「
邂逅の森」に引き続き、こんな本を読んでみました。
2010年は、里に熊出没が沢山確認された年で、隣の豊田市でも養蜂箱が荒らされたとのことでした。
そこで年の最後に手にした本が、「相剋の森」でした。
「邂逅の森」の主人公:松橋富治のひ孫達の世代(つまり現代)の話で、「邂逅の森」の後に引き続き読んだので、話が繋がり易く、すぐに入り込むことができ面白かったです。

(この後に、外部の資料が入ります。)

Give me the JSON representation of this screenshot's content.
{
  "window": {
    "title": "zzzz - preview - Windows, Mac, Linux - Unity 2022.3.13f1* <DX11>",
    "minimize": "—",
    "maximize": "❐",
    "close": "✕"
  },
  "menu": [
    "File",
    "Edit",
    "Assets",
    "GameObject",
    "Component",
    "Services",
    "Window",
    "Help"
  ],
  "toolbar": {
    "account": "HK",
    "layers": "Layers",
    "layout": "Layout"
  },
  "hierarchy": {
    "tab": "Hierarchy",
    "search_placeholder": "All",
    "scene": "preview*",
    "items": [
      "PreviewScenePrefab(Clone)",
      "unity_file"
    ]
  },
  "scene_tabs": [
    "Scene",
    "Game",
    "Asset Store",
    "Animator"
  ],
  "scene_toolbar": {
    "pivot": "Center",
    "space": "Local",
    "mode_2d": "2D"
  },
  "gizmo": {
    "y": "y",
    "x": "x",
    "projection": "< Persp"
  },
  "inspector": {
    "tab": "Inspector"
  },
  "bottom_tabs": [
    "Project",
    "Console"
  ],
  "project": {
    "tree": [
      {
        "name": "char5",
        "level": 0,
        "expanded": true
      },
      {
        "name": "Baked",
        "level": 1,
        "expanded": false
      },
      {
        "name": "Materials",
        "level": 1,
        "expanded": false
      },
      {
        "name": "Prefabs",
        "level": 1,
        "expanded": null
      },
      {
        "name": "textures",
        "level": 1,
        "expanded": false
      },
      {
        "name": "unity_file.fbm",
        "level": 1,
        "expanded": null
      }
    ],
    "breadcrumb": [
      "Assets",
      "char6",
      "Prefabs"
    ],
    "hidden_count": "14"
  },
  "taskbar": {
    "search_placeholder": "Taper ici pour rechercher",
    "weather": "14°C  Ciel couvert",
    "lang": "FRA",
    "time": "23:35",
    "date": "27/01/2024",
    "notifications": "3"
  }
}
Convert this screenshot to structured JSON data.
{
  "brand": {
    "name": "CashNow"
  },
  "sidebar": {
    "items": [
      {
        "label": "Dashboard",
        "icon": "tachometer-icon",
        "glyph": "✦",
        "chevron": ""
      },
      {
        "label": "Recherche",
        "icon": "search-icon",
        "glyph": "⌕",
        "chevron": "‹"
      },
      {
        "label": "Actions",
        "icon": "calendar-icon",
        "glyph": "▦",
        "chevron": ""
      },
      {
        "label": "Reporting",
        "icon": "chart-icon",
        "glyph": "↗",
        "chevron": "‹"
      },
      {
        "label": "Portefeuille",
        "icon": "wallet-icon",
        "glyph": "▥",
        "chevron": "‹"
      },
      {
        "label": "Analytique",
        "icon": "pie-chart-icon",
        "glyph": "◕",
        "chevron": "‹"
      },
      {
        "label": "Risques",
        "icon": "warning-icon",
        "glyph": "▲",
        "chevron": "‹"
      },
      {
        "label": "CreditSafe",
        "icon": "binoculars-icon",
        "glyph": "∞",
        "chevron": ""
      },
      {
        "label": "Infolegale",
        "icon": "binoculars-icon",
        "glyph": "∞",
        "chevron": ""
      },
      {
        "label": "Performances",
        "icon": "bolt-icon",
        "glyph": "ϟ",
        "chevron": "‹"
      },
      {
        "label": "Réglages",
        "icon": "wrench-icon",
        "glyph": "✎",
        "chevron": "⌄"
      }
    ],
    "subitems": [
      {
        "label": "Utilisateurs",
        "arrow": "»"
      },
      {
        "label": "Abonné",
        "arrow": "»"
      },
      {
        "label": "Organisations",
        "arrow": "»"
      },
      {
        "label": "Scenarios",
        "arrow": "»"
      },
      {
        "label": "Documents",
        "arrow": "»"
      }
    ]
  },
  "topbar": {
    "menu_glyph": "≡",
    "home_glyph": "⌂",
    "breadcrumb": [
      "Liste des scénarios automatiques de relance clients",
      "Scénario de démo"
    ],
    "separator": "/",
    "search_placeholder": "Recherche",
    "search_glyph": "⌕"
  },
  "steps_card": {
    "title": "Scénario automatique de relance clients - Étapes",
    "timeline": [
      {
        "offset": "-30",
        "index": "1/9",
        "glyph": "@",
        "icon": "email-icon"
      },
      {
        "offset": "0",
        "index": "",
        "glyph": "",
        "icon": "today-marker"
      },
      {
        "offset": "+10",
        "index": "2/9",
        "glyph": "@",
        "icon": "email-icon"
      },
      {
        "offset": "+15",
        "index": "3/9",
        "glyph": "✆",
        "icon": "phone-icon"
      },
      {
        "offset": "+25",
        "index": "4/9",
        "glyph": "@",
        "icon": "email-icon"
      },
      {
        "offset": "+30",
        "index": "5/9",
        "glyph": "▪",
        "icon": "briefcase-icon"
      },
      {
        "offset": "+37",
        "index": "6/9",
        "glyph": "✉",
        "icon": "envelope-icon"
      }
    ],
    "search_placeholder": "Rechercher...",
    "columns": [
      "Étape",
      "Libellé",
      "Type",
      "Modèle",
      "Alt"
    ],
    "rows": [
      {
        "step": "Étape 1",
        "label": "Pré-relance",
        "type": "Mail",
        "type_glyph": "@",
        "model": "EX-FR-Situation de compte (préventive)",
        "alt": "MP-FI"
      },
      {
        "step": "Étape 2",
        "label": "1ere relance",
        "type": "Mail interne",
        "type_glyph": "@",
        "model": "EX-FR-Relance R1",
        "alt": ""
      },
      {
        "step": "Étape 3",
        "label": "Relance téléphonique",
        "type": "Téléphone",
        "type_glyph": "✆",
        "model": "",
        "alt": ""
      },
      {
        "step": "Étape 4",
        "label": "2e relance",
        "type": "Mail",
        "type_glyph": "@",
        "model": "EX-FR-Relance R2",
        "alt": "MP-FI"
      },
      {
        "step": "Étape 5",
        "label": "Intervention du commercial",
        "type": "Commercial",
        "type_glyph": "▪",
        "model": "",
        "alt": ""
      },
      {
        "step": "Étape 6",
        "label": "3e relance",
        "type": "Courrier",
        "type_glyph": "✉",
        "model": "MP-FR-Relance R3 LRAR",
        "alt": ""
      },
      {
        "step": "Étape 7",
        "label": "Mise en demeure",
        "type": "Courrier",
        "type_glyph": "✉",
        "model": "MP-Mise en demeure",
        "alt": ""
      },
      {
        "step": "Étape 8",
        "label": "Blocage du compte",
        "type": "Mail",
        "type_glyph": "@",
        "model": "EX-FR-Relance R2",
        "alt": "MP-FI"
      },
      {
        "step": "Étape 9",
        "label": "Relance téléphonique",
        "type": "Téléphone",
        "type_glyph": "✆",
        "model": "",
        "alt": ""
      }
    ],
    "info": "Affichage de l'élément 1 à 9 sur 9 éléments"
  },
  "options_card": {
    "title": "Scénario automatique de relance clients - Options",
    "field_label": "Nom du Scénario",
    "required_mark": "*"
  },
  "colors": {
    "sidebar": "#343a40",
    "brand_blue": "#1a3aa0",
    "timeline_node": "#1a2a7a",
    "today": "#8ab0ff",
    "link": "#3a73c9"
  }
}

富治のひ孫にあたる美佐子(ライター)が、ある猟師の言葉「山は半分殺して、ちょうどいい」の意味を知るべく、猟師達を取材し時には行動を共にすることで、猟師達と山との係わり合い方を理解し、その言葉の意味を感じ取っていく話です。
著:熊谷達也
作:相剋の森
・山は半分殺してちょうどいい。
山を半分殺すかわり己の欲も半分殺す。
山から恵みをいただく代わりに、山を護らねばならず、山で暮らす必要がある。
・異種間の「共生」を叫ぶ前に、「共死」という前提に蓋をするべきではない。
・ヒトという動物が持つ、払拭できない本質に、狩猟に伴なう快楽があるという事実を忘れてはい
けない。
・熊を撃たなくても、現代は腹を満たす事はできる。
しかし、食料という物の話ではなく、申し訳ないと思いながら、クマを追い仕留める行為そのもの
が、生きる力を与えてくれる。
・自然保護や環境保全と狩猟を、2項対立させるのではなく、
適度な狩猟ではびくともしないだけの、豊かな自然の実現を目指すべきなのでは。
※TVでは、クマは奥山のブナ枯れが原因でドングリの実りが減ったため、里に食料を求め下り
て来たと報道していた。
それを聞いて、なんとなく腑に落ちなかったことをblogに記した記憶があるが、事はそんなに単
純なことなのだろうか?
それが山で生活する人々の、正直な感想・見解なのだろうか?
その前に、そもそも山とはどこから山で、奥山はどこから奥山なのだろうか?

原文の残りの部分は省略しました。